Five pieces of free advice for Starbucks
Dear Starbucks Leadership:
Given all of the free wifi I’ve used over the years, I’d like to offer my expertise as you lead up to your company-wide training on May 29. Having trained thousands of employees across sectors on issues of diversity and inclusion (D&I) — and specifically on race in the workplace — I hope my guidance helps you plan. Starbucks getting this right would be huge for our country, not just those who pay close attention to D&I in business.
- Your current challenge is about race, specifically anti-Black racism.
If you want to fix this, the first step is to be honest with yourselves about where you are falling down on race at every level of the company, starting with executive leadership. No company can successfully shift culture at this magnitude without strong buy-in at the highest levels of the company. Simultaneously, no company can shift without engaging their own Black employees on solutions.
What we saw on the video of two Black men getting arrested while waiting for a friend in a Philadelphia Starbucks is not about “diversity” writ large.
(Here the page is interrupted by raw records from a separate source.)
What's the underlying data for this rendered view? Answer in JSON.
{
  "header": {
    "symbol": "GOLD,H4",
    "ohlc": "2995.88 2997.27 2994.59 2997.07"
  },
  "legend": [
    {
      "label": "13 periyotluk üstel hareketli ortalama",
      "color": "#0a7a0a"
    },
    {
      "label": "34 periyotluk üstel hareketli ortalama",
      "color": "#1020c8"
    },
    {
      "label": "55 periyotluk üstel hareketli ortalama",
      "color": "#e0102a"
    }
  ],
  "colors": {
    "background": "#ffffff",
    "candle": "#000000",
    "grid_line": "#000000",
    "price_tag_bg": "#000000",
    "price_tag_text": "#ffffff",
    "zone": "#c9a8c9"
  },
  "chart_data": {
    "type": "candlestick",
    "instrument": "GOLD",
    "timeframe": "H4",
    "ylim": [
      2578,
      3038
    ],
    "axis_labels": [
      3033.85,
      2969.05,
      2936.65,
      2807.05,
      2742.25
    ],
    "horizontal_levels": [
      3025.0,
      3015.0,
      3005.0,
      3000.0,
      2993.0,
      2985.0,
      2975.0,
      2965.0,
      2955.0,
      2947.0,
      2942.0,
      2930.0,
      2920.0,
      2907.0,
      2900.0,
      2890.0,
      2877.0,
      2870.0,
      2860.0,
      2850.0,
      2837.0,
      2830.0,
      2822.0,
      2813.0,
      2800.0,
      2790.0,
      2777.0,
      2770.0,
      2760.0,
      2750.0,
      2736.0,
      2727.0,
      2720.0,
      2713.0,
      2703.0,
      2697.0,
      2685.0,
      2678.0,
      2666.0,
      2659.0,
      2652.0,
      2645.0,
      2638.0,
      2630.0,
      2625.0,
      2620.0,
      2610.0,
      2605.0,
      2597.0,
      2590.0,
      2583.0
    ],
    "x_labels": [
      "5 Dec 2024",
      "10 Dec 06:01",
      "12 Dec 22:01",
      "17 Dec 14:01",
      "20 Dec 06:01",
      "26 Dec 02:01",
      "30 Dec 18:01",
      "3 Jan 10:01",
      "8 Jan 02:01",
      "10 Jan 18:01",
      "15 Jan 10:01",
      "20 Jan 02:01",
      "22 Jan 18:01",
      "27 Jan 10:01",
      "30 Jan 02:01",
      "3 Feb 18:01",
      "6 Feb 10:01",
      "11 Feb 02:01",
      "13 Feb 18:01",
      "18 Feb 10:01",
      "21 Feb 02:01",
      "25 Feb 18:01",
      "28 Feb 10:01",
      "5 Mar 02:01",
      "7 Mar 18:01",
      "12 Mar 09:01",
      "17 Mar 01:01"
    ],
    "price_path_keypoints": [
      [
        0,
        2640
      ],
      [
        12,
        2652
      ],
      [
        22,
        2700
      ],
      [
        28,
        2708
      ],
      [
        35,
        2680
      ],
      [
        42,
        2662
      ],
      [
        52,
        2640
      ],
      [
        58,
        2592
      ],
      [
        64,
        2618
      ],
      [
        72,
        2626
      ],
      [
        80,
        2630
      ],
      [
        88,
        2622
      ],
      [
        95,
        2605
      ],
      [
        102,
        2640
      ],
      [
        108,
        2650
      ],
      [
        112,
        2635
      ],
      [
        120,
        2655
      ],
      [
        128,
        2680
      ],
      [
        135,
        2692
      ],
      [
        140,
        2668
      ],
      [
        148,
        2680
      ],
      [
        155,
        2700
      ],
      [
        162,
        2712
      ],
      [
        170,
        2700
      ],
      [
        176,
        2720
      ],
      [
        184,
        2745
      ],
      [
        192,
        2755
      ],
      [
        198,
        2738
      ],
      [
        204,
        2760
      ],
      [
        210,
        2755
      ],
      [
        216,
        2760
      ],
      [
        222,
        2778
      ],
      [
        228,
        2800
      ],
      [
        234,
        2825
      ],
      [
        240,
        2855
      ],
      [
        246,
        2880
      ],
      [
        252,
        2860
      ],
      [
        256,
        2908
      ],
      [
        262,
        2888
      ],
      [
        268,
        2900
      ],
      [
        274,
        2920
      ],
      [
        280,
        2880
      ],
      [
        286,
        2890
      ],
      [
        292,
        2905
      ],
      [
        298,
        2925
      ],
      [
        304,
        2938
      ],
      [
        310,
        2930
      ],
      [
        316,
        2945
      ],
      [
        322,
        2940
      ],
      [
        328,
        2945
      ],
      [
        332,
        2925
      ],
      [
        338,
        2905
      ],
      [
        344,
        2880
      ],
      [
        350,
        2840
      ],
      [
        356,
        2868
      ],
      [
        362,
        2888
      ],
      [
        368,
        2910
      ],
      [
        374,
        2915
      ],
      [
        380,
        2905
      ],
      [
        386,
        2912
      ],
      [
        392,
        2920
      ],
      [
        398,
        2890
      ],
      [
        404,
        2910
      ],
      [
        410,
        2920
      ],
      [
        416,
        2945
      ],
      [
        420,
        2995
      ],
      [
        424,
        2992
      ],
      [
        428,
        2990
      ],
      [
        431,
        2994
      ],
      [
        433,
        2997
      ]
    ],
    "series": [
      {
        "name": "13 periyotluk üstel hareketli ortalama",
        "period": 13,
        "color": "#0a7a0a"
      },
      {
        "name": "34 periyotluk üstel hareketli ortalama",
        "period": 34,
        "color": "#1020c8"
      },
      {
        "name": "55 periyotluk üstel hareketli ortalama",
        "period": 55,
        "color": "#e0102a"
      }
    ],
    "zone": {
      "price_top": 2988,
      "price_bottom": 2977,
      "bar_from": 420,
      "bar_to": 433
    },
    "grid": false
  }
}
Nor is it about a nebulous group of “people of color” — it is about anti-Blackness. This was not an isolated incident, as any Black person in America could tell you. And if it isn’t Starbucks in their experience, it’s one of a million other retail outlets where Black people live, work, and shop. But it is Starbucks that now has the opportunity and responsibility to set an example for how to do this well. That begins with calling it what it is — only then can you begin to wrestle with solutions.
2. Unconscious bias is not the framework to use.
Unconscious bias is an interesting, very real phenomenon. Important work has been done on this issue as it relates to everything from car loan interest rates to courtroom convictions. It is not, however, what happened in the Philadelphia Starbucks. There was a tremendous amount of explicit bias present for a barista to target two Black men who were doing nothing out of the ordinary for any Starbucks in America. Using unconscious bias as a theoretical smokescreen holds companies back from upending discriminatory behaviors. Companies have warped the initial concept and now use it as the phenomenon du jour for making people feel less guilty about plain, old-fashioned racism.
Additionally, anyone worth their salt in this field will tell you that unconscious bias cannot be trained out of a person. When taught correctly, awareness of unconscious bias needs to be leveraged to build systems that can mitigate the bias (ex: removing names from resumes or having multiple people screen phone interviews). Emerging research shows that this current wave of unconscious bias trainings trainings may actually have the opposite of the desired effect. But it is much easier to say “this resides so deep in our subconscious that we don’t even know we’re doing it” than “we need to stop racism in our company.”
3. Do this training in person, not by video.
I am not certain how in five weeks time, 100,000+ people will be trained in one day other than by video. Please consider taking more time to implement a different model. Issues around race in particular stir up legitimate, difficult emotions for people from all backgrounds. Without skilled facilitation, the people who get hurt are likely to be the people who are already vulnerable in this situation. For example, employees of color — and Black baristas in particular — will be forced to do the in-person explaining to white colleagues for whom this may be their first foray into a conversation about race. This is an additional burden for a segment of your employee base, many of whom are currently left to field questions from their community about their employment with Starbucks.
Like when your company decided it wanted to take on the “Race Together” initiative in 2015, several of us cautioned that you did not have the capability to do this without serious facilitation training and support for baristas who would be on the hook for these conversations. Conversations about race are incredibly important, but when done poorly, people dig deeper into their entrenched mindsets rather than experience a transformation. As it currently stands, 80% of Millennials do not want to discuss race in mixed company; consider this context as you design the experience.
4. Manage expectations for a single training.
Effective training should be thought of as part of ongoing education, not a one-shot solution to something that ails you. This is certainly the case with race. If Starbucks wants to change the way baristas and other employees discuss, think about, and behave around issues of race and racism, consider a multi-part experience that allows employees to reflect in between sessions. Is this expensive? Of course it is. I cannot begin to guess how much revenue your company is forgoing by closing stores on May 29. However, it pales in comparison to the revenue you will gain if Starbucks takes the lead on how companies eradicate racism from their stores.
5. Normalize the topic in your stores
My current favorite book on race is So You Want to Talk about Race by Ijeoma Oluo. Buy lots of copies and put them on the shelves of your stores. Other titles to consider are Why Are All the Black Kids Sitting Together in the Cafeteria? by Beverly Daniel Tatum and Eloquent Rage by Brittney Cooper. Like your stores have done with music, let these books permeate your customers’ collective consciousness. Help normalize the conversation about race and racism by providing access to the smartest people working on this today.